The Pentagon concluded that Edward Snowden committed the biggest theft of U.S. secrets in history, downloading about 1.7 million intelligence files, including information that could put personnel in jeopardy, according to lawmakers.
The Defense Department found that Snowden’s disclosures last year could “gravely impact” national security and that much of what he took is related to current military operations, Representative Mike Rogers, chairman of the House intelligence committee, said in a statement yesterday on the findings.
“This report confirms my greatest fears -– Snowden’s real acts of betrayal place America’s military men and women at greater risk,” said Rogers, a Michigan Republican. “Snowden’s actions are likely to have lethal consequences for our troops in the field.”
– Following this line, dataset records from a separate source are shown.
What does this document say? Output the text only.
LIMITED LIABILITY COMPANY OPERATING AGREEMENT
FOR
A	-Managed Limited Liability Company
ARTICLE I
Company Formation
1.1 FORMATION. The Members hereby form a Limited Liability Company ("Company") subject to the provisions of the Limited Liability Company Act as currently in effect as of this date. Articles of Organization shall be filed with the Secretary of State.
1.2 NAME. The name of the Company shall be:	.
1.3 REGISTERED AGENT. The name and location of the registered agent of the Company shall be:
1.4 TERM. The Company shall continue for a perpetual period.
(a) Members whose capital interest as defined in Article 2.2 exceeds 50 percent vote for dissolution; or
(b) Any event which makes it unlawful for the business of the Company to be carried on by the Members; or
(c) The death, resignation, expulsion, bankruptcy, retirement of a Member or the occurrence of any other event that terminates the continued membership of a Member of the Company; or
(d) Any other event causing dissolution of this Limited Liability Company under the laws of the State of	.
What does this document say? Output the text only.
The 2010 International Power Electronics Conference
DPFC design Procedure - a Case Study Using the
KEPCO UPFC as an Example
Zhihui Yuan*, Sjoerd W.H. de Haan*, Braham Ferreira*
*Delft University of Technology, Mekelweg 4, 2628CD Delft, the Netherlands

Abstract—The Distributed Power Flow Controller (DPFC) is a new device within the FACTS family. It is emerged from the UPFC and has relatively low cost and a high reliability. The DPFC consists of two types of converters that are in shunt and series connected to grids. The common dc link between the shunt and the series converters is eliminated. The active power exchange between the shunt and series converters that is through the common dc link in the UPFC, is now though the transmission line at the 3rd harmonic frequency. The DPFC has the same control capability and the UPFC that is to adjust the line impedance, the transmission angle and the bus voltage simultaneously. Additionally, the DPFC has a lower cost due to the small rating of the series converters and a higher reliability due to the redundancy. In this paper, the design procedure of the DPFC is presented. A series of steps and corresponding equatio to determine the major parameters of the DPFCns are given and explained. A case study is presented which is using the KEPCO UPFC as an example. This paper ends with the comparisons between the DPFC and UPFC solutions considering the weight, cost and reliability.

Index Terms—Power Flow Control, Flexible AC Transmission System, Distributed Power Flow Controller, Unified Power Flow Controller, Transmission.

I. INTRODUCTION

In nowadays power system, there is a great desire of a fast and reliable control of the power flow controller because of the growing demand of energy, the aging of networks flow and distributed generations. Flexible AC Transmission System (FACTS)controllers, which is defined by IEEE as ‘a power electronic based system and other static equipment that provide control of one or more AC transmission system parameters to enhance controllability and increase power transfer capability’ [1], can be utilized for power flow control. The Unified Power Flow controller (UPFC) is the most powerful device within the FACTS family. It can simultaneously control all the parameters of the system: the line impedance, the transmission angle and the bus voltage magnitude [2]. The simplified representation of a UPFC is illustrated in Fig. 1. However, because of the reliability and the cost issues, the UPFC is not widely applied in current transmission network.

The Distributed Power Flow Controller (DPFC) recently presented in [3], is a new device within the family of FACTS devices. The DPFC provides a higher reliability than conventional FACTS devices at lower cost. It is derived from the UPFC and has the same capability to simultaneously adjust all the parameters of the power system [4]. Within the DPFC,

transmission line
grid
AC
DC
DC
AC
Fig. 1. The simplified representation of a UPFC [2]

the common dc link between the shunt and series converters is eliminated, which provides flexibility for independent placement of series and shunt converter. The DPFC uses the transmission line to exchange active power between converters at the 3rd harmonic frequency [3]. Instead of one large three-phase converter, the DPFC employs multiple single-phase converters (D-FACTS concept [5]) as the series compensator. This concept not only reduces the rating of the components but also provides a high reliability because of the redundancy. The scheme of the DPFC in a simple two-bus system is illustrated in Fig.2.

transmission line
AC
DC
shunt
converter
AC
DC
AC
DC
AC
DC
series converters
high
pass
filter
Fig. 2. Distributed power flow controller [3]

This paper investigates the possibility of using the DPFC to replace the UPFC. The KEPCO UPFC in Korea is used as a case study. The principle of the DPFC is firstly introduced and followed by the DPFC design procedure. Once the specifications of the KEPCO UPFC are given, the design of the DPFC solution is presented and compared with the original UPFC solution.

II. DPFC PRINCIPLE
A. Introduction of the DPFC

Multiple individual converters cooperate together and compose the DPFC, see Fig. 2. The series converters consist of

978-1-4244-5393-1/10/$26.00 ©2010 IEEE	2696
The classified Pentagon report marked the first official assessment to emerge of how much data Snowden took and the risk to military and intelligence personnel. It came to light the same day President Barack Obama met with lawmakers to discuss changes to the National Security Agency spying programs revealed by Snowden last year.
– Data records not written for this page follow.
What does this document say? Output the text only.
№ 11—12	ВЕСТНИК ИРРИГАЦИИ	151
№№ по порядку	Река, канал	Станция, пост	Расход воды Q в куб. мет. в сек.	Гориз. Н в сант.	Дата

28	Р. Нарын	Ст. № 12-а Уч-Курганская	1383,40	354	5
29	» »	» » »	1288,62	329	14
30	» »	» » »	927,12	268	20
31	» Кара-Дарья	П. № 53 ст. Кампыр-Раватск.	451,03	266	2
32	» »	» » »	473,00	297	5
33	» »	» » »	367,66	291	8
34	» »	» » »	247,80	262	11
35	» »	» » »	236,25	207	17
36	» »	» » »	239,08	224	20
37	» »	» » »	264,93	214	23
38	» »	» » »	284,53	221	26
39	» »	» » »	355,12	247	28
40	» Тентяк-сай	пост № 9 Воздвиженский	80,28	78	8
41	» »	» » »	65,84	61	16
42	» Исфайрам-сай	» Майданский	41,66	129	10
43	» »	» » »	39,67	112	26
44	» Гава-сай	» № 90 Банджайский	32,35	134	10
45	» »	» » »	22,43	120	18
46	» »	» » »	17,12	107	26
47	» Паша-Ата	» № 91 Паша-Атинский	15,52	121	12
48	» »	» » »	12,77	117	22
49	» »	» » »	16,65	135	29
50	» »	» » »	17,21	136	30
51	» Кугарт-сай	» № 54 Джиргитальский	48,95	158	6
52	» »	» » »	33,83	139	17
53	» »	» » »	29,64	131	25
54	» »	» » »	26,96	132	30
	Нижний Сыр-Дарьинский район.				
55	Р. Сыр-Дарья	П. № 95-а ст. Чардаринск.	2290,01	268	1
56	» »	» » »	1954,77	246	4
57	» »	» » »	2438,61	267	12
Obama is responding to a domestic and international backlash over revelations the NSA spied on leaders including German Chancellor Angela Merkel, hacked into fiber-optic cables to get data from Google Inc. and Yahoo! Inc., and searched through Americans’ communications without warrants. Most of the spying was exposed by Snowden, who has been charged with espionage and theft and is in Russia under temporary asylum.
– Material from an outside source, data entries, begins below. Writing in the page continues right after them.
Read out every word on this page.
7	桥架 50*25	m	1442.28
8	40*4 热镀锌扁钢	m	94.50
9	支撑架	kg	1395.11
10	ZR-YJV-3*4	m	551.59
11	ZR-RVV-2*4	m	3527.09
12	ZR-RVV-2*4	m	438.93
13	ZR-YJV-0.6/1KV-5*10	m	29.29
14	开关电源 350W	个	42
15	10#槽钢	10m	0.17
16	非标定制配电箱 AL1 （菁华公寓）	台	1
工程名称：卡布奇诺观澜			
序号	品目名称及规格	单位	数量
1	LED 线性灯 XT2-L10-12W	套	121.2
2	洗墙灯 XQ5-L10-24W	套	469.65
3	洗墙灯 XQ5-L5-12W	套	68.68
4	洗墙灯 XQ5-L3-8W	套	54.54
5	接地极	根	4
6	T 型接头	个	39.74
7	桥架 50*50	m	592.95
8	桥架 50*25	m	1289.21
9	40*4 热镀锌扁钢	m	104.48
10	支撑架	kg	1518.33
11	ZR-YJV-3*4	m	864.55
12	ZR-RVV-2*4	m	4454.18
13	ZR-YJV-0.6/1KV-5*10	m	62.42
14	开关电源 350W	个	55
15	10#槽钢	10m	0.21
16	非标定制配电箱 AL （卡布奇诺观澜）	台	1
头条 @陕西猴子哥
Obama plans to announce his intentions Jan. 17, according to an administration official, who asked for anonymity because the schedule hasn’t been made public. The restrictions he’ll propose will include tighter rules for spying on foreign leaders, according to another official. The president has indicated he’ll also seek a privacy advocate on the secret court that oversees the NSA programs.
A proposal from a White House advisory panel last month called for having U.S. telecommunications companies, rather than the NSA, hold bulk phone records for spy programs. That may require Verizon Communications Inc. and other U.S. carriers to spend as much as $60 million a year and expose them to the risk of lawsuits, according to Senator Dianne Feinstein, a California Democrat and chairman of the intelligence committee.
Requiring the phone companies keep the records “presents a huge civil situation,” Feinstein said yesterday after she and 15 other lawmakers met with Obama on NSA surveillance. “Would every detective or every attorney want to get the records?”
In the meeting, Obama discussed options for phone records without indicating what he supports, Senator Chuck Grassley of Iowa, the top Republican on the Senate Judiciary Committee, said in an interview. The president told lawmakers he plans to announce his decisions at the end of next week, Grassley said.
Representatives of technology companies are scheduled to meet with White House staff today. Obama met last month with a group of technology executives including Marissa Mayer of Yahoo! Inc. and Sheryl Sandberg of Facebook Inc.
The Defense Department report wasn’t released to the public and was described in the statement by Rogers and Representative C.A. “Dutch” Ruppersberger of Maryland, the top Democrat on the intelligence panel. An intelligence community review of what Snowden has is still under way, according to a U.S. intelligence official who requested anonymity to discuss the classified assessment.
The two lawmakers said that while most of the media reports stemming from Snowden’s disclosures have focused on foreign intelligence gathering, the bulk of the material he took pertained to Defense Department operations.
American officials are concerned that the material Snowden is suspected of downloading, while it hasn’t been made public yet, could be used to help identify U.S. intelligence agents even if they’re not named in the material he took.
“As a result of these disclosures, terrorists and their support networks, now have a better understanding of our collection methods and, make no mistake about it, they are taking countermeasures,” said Michael Birmingham, a spokesman for the U.S. Office of the Director of National Intelligence.
Ben Wizner, a lawyer for the American Civil Liberties Union, faulted U.S. officials’ claims.
“There is not a shred of evidence that any adversary has seen any documents other than those that have been published by journalists who had access to this material,” Wizner said in an e-mailed statement.
Snowden and others who leak government secrets shouldn’t be considered heroic whistle-blowers, FBI Director James Comey said yesterday.
“When you are talking about revealing the ways in which we track terrorists or the identities and locations of agents, I struggle to understand how you can apply hero whistle-blowing label to that kind of information,” Comey said.
Comey didn’t elaborate on Snowden’s disclosures because the contractor has been charged with a crime. FBI spokesman Michael Kortan said that the director was expressing a “broader concern” about the dangers associated with such leaks. Kortan declined to elaborate.
Representative Howard P. “Buck” McKeon, a California Republican and chairman of the Armed Services Committee, said that “the Pentagon’s findings confirm what we already know: that Mr. Snowden was no whistle-blower, but a spy and a traitor. He put his personal politics and ambitions over the safety and well-being of his fellow citizens.”
With its proposal, the administration is seeking to rein in U.S. surveillance without sacrificing its ability to use electronic intelligence gathering to fight terrorism.
Privacy advocates including representatives from the ACLU and the Electronic Frontier Foundation met yesterday with White House Counsel Kathryn Ruemmler and other administration lawyers to discuss possible changes to the NSA surveillance programs, according to a participant who asked for anonymity to discuss the closed-door event.
Ruemmler raised the point that the bulk records collection program helped in the Boston Marathon bombing investigation, according to the participant. Privacy advocates told Ruemmler that the one example wasn’t enough to justify a sweeping record-collection program, the participant said.
Kevin Bankston, another meeting participant, said “it’s clear that the White House is in the midst of serious deliberations about changes that should be made to the NSA programs going forward and we appreciate the opportunity to share our perspectives.”
Bankston, policy director for the Washington-based Open Technology Institute, said the privacy community is united in the position that the collection of bulk records must end and that requiring the phone companies or a third party to retain them isn’t acceptable.